Question

A straight wire carrying a current of 12 A is bent into a semi-circular arc of radius 2 cm as shown in the figure. Then the magnetic field due to the straight segments at the centre of the arc is

• A. 12 T
• B. 6 T
• C. 24 T
• D. 0

Hint:

For magnetic fields from straight wires, use the Biot-Savart law and consider symmetry: fields from symmetric segments may cancel at the center of a semi-circular configuration.

Answer 1

The Correct Option is D

Step 1: Identify the straight segments and their contribution.
The wire is bent into a semi-circular arc of radius 2 cm, with straight segments extending infinitely on either side of the arc. The figure indicates a semi-circle centered at point \( O \), with the straight segments lying along a line (the diameter of the circle). We need the magnetic field at \( O \) due to the straight segments (not the arc).
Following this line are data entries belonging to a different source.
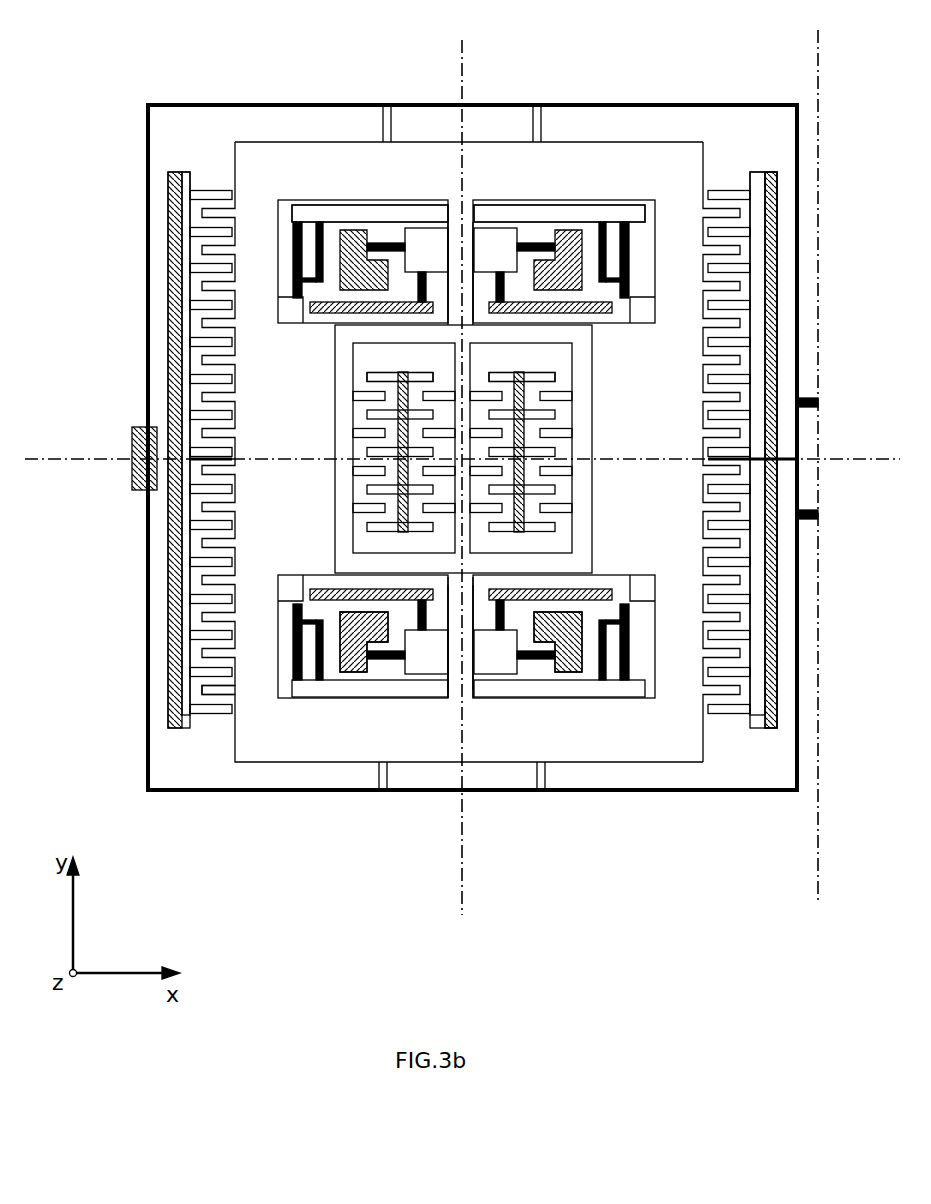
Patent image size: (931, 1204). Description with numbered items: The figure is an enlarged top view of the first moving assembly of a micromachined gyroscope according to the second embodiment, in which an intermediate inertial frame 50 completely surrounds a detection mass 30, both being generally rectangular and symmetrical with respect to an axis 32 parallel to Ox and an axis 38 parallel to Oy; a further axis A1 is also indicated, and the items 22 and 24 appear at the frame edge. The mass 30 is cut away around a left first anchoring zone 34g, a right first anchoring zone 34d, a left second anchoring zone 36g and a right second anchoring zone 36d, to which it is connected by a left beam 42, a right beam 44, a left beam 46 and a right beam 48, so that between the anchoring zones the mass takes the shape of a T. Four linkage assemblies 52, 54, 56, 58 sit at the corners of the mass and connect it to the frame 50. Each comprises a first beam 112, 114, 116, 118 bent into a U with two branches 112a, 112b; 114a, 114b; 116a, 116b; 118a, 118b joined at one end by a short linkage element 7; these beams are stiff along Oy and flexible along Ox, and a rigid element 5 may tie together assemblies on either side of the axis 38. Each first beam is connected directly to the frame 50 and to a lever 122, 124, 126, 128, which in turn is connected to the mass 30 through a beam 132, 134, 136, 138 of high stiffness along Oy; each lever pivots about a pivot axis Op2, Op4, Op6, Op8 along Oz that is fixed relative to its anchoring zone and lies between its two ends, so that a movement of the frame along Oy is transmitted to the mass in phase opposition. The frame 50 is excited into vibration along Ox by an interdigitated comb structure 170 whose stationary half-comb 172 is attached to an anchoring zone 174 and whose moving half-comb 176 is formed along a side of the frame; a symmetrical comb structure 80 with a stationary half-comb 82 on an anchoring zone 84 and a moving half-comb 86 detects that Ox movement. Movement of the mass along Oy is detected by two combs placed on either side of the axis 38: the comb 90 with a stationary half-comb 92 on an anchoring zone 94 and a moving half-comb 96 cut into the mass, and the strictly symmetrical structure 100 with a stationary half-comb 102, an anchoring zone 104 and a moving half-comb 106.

The rigid element 5 is at (473, 213).
The short linkage element 7 is at (302, 262).
The contact pads 22 is at (810, 408).
The anchor 24 is at (132, 455).
The detection mass 30 is at (442, 243).
The axis of symmetry 32 is at (868, 450).
The left first anchoring zone 34g is at (345, 235).
The right first anchoring zone 34d is at (565, 235).
The left second anchoring zone 36g is at (363, 672).
The right second anchoring zone 36d is at (560, 672).
The axis of symmetry 38 is at (463, 882).
The left first beam 42 is at (373, 243).
The right first beam 44 is at (532, 240).
The left second beam 46 is at (375, 668).
The right second beam 48 is at (533, 663).
The intermediate inertial frame 50 is at (625, 152).
The linkage assembly 52 is at (303, 207).
The linkage assembly 54 is at (613, 214).
The linkage assembly 56 is at (327, 699).
The linkage assembly 58 is at (597, 699).
The interdigitated comb structure 80 is at (770, 836).
The stationary half-comb 82 is at (771, 728).
The anchoring zone 84 is at (777, 190).
The moving half-comb 86 is at (722, 710).
The interdigitated comb 90 is at (335, 400).
The stationary half-comb 92 is at (363, 400).
The anchoring zone 94 is at (400, 530).
The moving half-comb 96 is at (377, 382).
The interdigitated structure 100 is at (592, 400).
The stationary half-comb 102 is at (560, 400).
The anchoring zone 104 is at (524, 530).
The moving half-comb 106 is at (545, 382).
The first beam 112 is at (225, 268).
The branch 112a is at (310, 222).
The branch 112b is at (316, 280).
The first beam 114 is at (708, 265).
The branch 114a is at (622, 228).
The branch 114b is at (606, 282).
The first beam 116 is at (230, 678).
The branch 116a is at (310, 680).
The branch 116b is at (310, 675).
The first beam 118 is at (738, 678).
The branch 118a is at (622, 680).
The branch 118b is at (606, 675).
The lever 122 is at (333, 313).
The lever 124 is at (590, 313).
The lever 126 is at (330, 594).
The lever 128 is at (595, 594).
The beam 132 is at (405, 313).
The beam 134 is at (525, 313).
The beam 136 is at (440, 640).
The beam 138 is at (480, 620).
The interdigitated comb structure 170 is at (293, 836).
The stationary half-comb 172 is at (202, 707).
The anchoring zone 174 is at (172, 190).
The moving half-comb 176 is at (215, 695).
The axis A1 is at (824, 452).
The pivot axis Op2 is at (303, 206).
The pivot axis Op4 is at (617, 213).
The pivot axis Op6 is at (335, 614).
The pivot axis Op8 is at (588, 614).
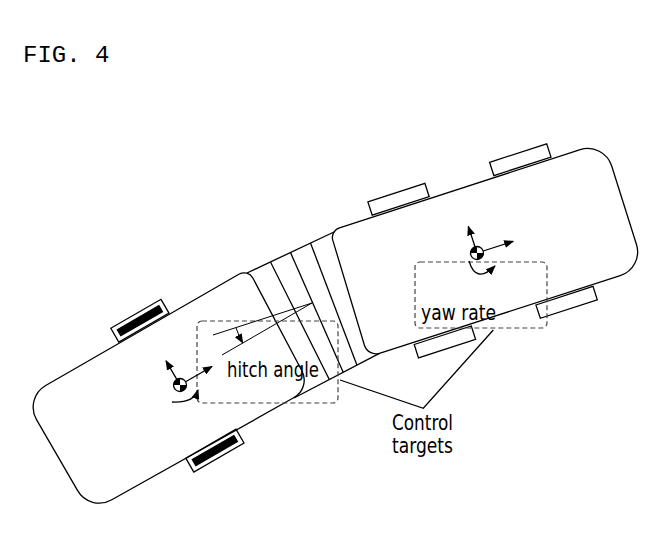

For a straight wire carrying current \( I \), the magnetic field at a perpendicular distance \( d \) is given by the Biot-Savart law or Ampere’s law: \[ B = \frac{\mu_0 I}{2 \pi d}. \]
Step 2: Analyze the geometry and calculate.
The straight segments are along the diameter of the semi-circle, and the center \( O \) is at a distance equal to the radius (2 cm = 0.02 m) from the straight wire. However, the key insight is the positioning: the straight segments are semi-infinite (extending from the ends of the arc to infinity). For a semi-infinite wire, the magnetic field at a point perpendicular to the wire at distance \( d \) is: \[ B = \frac{\mu_0 I}{4 \pi d}. \] Here, \( I = 12 \) A, \( d = 0.02 \) m. There are two straight segments (one from each end of the arc), both contributing to the field at \( O \). Compute for one segment: \[ B_1 = \frac{\mu_0 I}{4 \pi d} = \frac{(4 \pi \times 10^{-7}) \times 12}{4 \pi \times 0.02} = \frac{12 \times 10^{-7}}{0.02} = 6 \times 10^{-5} \, \text{T}. \] The other segment produces a field of the same magnitude but in the opposite direction (using the right-hand rule, the currents in the two straight segments produce fields at \( O \) that cancel out). Thus, the net field due to the straight segments is: \[ B_{\text{net}} = B_1 - B_1 = 0. \] Final Answer: The magnetic field due to the straight segments is \( \boxed{0} \).